The interest and the principal amount is what you are going to pay in a normal house loan. In every month that you are paying, the amount will go down while the equity of your house will go up. When it comes to reverse mortgage, everything is the opposite. You will be able to convert the equity if your house into cash in a reverse mortgage. You will not be required to pay the monthly payments. There are many ways in which you can get the cash that you need. It can be in a single lump sum payment. If you wish, you can get your cash on a monthly basis. If you wish, you can also place the cash on a credit line account.

It is in reverse mortgage that the homeowner still owns the house and gets the cash that they wish to have. Once they receive the cash, the loan amount goes up while the equity of their house will go down. The total equity of the house cannot be more than the reverse mortgage that was approved. The one that loaned the cash can't seek any payment other than the value of the house. The non-recourse limit is the one that protects your assets and the assets of your heirs.

But it is very important to pay the accrued interest as well as the principal amount. You will have to pay the loan if the owner of the house dies, sells the property or moved to another home. But if none of these occurs, then there is no need to pay the loaned amount.

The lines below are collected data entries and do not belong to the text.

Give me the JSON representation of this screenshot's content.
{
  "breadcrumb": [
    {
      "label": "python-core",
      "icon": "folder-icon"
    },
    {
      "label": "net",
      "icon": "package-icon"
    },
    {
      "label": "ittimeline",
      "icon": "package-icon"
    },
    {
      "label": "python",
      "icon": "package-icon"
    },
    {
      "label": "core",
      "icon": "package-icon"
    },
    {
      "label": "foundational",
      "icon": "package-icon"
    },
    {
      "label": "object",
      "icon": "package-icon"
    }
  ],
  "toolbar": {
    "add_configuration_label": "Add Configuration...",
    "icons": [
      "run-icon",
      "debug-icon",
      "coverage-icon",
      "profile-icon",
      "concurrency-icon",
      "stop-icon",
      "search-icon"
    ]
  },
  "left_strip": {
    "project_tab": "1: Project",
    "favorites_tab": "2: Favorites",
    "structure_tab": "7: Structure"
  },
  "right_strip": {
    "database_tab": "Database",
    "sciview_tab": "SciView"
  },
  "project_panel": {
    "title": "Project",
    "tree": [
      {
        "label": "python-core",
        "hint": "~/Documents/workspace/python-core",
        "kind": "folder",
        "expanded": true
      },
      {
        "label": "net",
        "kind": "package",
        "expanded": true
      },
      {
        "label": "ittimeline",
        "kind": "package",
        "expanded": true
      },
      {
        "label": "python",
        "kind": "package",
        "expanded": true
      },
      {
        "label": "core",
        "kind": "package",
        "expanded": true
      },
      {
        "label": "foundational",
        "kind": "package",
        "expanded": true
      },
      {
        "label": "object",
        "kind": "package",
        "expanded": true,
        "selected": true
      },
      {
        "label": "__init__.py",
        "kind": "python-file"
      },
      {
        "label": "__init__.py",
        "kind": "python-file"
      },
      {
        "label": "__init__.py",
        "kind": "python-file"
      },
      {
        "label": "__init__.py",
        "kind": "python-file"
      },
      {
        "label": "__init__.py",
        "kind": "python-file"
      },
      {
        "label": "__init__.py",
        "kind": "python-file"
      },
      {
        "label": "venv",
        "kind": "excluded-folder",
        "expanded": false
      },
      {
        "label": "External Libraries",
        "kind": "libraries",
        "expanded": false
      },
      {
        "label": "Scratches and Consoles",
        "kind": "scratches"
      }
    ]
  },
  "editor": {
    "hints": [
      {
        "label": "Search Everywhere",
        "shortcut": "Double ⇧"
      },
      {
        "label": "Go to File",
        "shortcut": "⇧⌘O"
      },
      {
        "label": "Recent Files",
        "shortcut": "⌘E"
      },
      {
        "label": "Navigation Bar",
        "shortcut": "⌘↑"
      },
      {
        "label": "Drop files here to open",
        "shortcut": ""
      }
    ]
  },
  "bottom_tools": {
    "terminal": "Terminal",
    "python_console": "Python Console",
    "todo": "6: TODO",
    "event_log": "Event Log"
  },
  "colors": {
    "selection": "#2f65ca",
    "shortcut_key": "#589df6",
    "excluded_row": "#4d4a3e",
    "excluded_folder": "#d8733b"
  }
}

There can be some factors why a lender will be required to pay their loan. The first factor is that is the lender has failed to pay their property tax. The next factor is that if the lender fails to maintain and repair their home. If the lender failed to ensure their house, then they will have to pay the loan. If there is a declaration of bankruptcy, then you will have to pay the loan too. If you will abandoned your house, you also have to pay the loaned amount. If there is fraud and misrepresentation, then you will be required to pay the loan.

A home equity loan is different from reverse mortgage. They are different ways of obtaining money from the equity if your home. These loans are the types of loans that will require you to pay the monthly interest on the total amount.